You are on page 1of 3

Chapter 29 - I Thought it was Your Turn

to Take Out the Garbage


Chapter objective: Describe the benefits and costs of garbage collection. Show how to
improve program performance by reducing the amount of garbage it generates.

What is garbage?
In simplest terms, garbage is any storage that your program once used, but uses no
longer. Here's a simple example:

(let ((x (list 1 2 3 4 5)))


(print x))

When you evaluate this form, the list '(1 2 3 4 5 6) is first bound to X and then
printed. Once control leaves the LET form, the list bound to X is no longer accessible; its
storage can be reclaimed by the garbage collector.

Actually, there's a minor complication that you should know about. When you evaluate a
form in the Lisp listener, the form itself is assigned to the symbol +, and the value is
assigned to the symbol *. The previous form and value are assigned to ++ and **,
respectively, and the form and value before that are assigned to +++ and ***. Because
these three pairs of variables give you a way to access the forms and results, a form and
its result can't really become garbage until you've evaluated additional forms to flush
these six variables.

You won't normally have to worry about this unless you've done something in the listener
to exhaust all available memory in Lisp; if you can evaluate a simple expression (like T)
three times, you'll release any storage held by +, *, and friends.
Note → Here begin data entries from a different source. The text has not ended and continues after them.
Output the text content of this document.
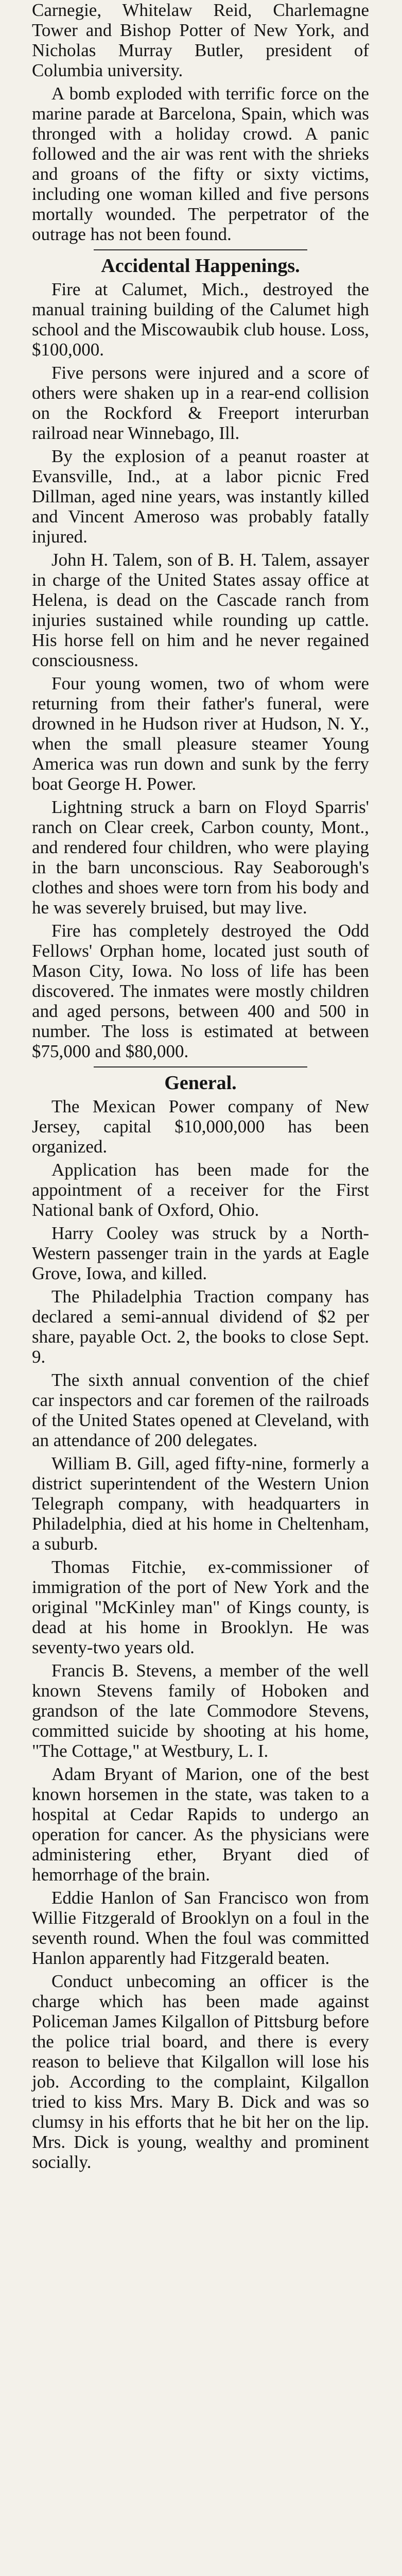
Carnegie, Whitelaw Reid, Charlemagne Tower and Bishop Potter of New York, and Nicholas Murray Butler, president of Columbia university.

A bomb exploded with terrific force on the marine parade at Barcelona, Spain, which was thronged with a holiday crowd. A panic followed and the air was rent with the shrieks and groans of the fifty or sixty victims, including one woman killed and five persons mortally wounded. The perpetrator of the outrage has not been found.

Accidental Happenings.

Fire at Calumet, Mich., destroyed the manual training building of the Calumet high school and the Miscowaubik club house. Loss, $100,000.

Five persons were injured and a score of others were shaken up in a rear-end collision on the Rockford & Freeport interurban railroad near Winnebago, Ill.

By the explosion of a peanut roaster at Evansville, Ind., at a labor picnic Fred Dillman, aged nine years, was instantly killed and Vincent Ameroso was probably fatally injured.

John H. Talem, son of B. H. Talem, assayer in charge of the United States assay office at Helena, is dead on the Cascade ranch from injuries sustained while rounding up cattle. His horse fell on him and he never regained consciousness.

Four young women, two of whom were returning from their father's funeral, were drowned in he Hudson river at Hudson, N. Y., when the small pleasure steamer Young America was run down and sunk by the ferry boat George H. Power.

Lightning struck a barn on Floyd Sparris' ranch on Clear creek, Carbon county, Mont., and rendered four children, who were playing in the barn unconscious. Ray Seaborough's clothes and shoes were torn from his body and he was severely bruised, but may live.

Fire has completely destroyed the Odd Fellows' Orphan home, located just south of Mason City, Iowa. No loss of life has been discovered. The inmates were mostly children and aged persons, between 400 and 500 in number. The loss is estimated at between $75,000 and $80,000.

General.

The Mexican Power company of New Jersey, capital $10,000,000 has been organized.

Application has been made for the appointment of a receiver for the First National bank of Oxford, Ohio.

Harry Cooley was struck by a North-Western passenger train in the yards at Eagle Grove, Iowa, and killed.

The Philadelphia Traction company has declared a semi-annual dividend of $2 per share, payable Oct. 2, the books to close Sept. 9.

The sixth annual convention of the chief car inspectors and car foremen of the railroads of the United States opened at Cleveland, with an attendance of 200 delegates.

William B. Gill, aged fifty-nine, formerly a district superintendent of the Western Union Telegraph company, with headquarters in Philadelphia, died at his home in Cheltenham, a suburb.

Thomas Fitchie, ex-commissioner of immigration of the port of New York and the original "McKinley man" of Kings county, is dead at his home in Brooklyn. He was seventy-two years old.

Francis B. Stevens, a member of the well known Stevens family of Hoboken and grandson of the late Commodore Stevens, committed suicide by shooting at his home, "The Cottage," at Westbury, L. I.

Adam Bryant of Marion, one of the best known horsemen in the state, was taken to a hospital at Cedar Rapids to undergo an operation for cancer. As the physicians were administering ether, Bryant died of hemorrhage of the brain.

Eddie Hanlon of San Francisco won from Willie Fitzgerald of Brooklyn on a foul in the seventh round. When the foul was committed Hanlon apparently had Fitzgerald beaten.

Conduct unbecoming an officer is the charge which has been made against Policeman James Kilgallon of Pittsburg before the police trial board, and there is every reason to believe that Kilgallon will lose his job. According to the complaint, Kilgallon tried to kiss Mrs. Mary B. Dick and was so clumsy in his efforts that he bit her on the lip. Mrs. Dick is young, wealthy and prominent socially.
Why is garbage collection important?


Lisp allocates storage as needed for your program's data. You don't have direct control
over how or when storage is allocated; the compiler is free to do the best job it can to
satisfy the meaning of your program.

Lisp does not provide a way for your program to explicitly deallocate storage. This is an
important feature, because you can never write a program to mistakenly deallocate
storage that is still needed elsewhere in the program. This eliminates an entire class of
errors, sometimes referred to as "dead pointer bugs" in languages that support explicit
storage allocation and deallocation.
On the other hand, your program may eventually run out of memory if your program
never deallocates storage. So a language (like Lisp) that doesn't support explicit
deallocation must still provide a mechanism to automatically deallocate storage when the
storage is no longer needed. The garbage collector's job is to figure out which storage can
no longer be accessed by your program, and then recycle those inaccessible storage
blocks for later use.

How does garbage collection work?


Lisp compiles your program in such a way that all of its allocated storage can be found
by following pointers from a small number of known root pointers. The compiler and
runtime system arrange for your program to retain type information at runtime; this is
combined with compile-time knowledge of storage layouts to encode knowledge of the
locations of pointers within data structures.

The garbage collector follows every pointer in every reachable data structure, starting
with the root set. As it does so, it marks the reachable data structures. Once every pointer
has been followed, and its referenced data structure marked, any block of memory that is
unmarked is unreachable by your program. The garbage collector then reclaims these
unmarked blocks for future use by the storage allocator.

The actual marking algorithm used by the garbage collector must account for cycles in
the reachable data structures, and must perform in limited space and time; these details
complicate the implementation of a garbage collector. Also, most collectors will relocate
the marked data (and adjust references accordingly). [Jones96] provides an excellent
survey and analysis of various garbage collection techniques.

What effect does garbage have on my program?


Garbage causes your program to run slower. The more garbage your program creates, the
more time the garbage collector will need to spend recycling the garbage. Modern
garbage collectors are very efficient; it's unlikely that you'll see a noticeable pause in
your program's execution as the garbage collector runs. However, the cumulative effect
of many small pauses will cause a detectable degradation in overall performance.

The good news is that garbage collection ensures that your program will never suffer
from memory leaks or dead pointers.

Also, because many garbage collector implementations rearrange storage as your


program runs, heap fragmentation is minimized; thus, a large Lisp program's performance
will not degrade over time like a C or C++ program that performs comparable storage
allocation (typically 25 to 50 percent degradation for a C or C++ program, depending
upon heap size, malloc/free implementation, and allocation/deallocation patterns).
You should note that explicit storage allocation and deallocation has overheads which are
not strictly predictable. In typical malloc and free implementations, block allocation
involves a search and deallocation involves extra work to coalesce free blocks; both of
these activities are of effectively indeterminate duration, affected by the size and
fragmentation of the heap.

How can I reduce garbage collection pauses in my


program?
You can reduce garbage collection overhead by reducing garbage generation. Use
appropriate data structures; list manipulation is the most common cause of garbage
creation in poorly-written Lisp programs. Pay attention to whether an operation returns a
fresh copy or a (possibly modified) existing copy of data.

If you have a profiler available in your Lisp system, use it to find your program's hot
spots for storage allocation.

Use destructive operations carefully; they can reduce garbage generation, but will cause
subtle bugs if the destructively-modified data is shared by another part of your program.